The Cynefin Practitioner
CYNAsks which kind of situation each chapter points at — Clear, Complicated, Complex, Chaotic — and reads wu wei as governing the Complex.
What stops me cold is the opening: “When everyone knows the good as good, the not-good is already there.” That is the most precise warning about best-practice thinking I know of. The instant an organisation canonises one behaviour as the good way, it manufactures a category of deviation — the not-good — and starts policing toward a target it just invented. In the Clear domain, where cause and effect are plain and there really is a right answer, that’s fine; naming the good practice and enforcing it is exactly the move.

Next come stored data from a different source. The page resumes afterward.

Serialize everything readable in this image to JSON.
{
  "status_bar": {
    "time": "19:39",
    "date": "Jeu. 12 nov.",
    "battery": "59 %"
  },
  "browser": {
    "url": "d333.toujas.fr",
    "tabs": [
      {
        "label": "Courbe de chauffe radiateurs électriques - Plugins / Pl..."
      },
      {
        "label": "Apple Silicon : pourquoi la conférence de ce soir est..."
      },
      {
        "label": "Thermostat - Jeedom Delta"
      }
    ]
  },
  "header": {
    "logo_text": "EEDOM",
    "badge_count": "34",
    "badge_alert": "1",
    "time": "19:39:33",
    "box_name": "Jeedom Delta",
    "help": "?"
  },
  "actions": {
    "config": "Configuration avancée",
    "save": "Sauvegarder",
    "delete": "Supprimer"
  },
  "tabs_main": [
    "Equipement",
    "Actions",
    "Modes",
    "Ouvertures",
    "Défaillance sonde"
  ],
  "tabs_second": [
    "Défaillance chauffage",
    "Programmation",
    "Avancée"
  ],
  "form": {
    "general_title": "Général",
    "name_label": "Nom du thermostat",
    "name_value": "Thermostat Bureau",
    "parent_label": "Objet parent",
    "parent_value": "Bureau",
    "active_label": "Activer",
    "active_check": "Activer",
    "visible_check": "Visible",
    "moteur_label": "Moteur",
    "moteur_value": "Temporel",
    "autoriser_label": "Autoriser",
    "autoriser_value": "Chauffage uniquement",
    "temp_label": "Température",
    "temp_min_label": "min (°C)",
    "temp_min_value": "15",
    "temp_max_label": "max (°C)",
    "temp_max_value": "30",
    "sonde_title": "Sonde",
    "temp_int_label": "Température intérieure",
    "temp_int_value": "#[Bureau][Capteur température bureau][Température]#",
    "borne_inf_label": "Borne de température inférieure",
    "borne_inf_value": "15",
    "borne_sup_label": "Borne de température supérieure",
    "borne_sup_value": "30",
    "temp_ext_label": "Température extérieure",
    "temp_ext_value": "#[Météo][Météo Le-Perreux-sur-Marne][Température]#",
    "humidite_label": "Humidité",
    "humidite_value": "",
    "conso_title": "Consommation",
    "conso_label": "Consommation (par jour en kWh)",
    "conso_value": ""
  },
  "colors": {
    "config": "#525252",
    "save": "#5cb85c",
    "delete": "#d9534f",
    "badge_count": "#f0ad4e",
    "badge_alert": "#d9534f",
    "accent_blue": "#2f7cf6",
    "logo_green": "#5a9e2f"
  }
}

But most of what I’m called into isn’t Clear. It’s complex — cause and effect only cohere in hindsight, and the system has leanings, not destinations. There, fixing “the good” in advance is how you blind the whole room to the variety it needs.
The second half tells me what to do instead. “The sage handles affairs by acting without forcing” — wu wei, which is not passivity but the lightest possible touch on the constraints. “The ten thousand things arise, and the sage does not turn from them; gives them life, yet does not possess them.” That is a facilitator running safe-to-fail probes: seed conditions, let patterns emerge, and crucially don’t own the outcome. “Completes the work, yet does not dwell in it” is the discipline I most often fail at — the urge to claim the win, brand the method, freeze the practice. What changes is that I hold my own good practice as the next thing to be outgrown.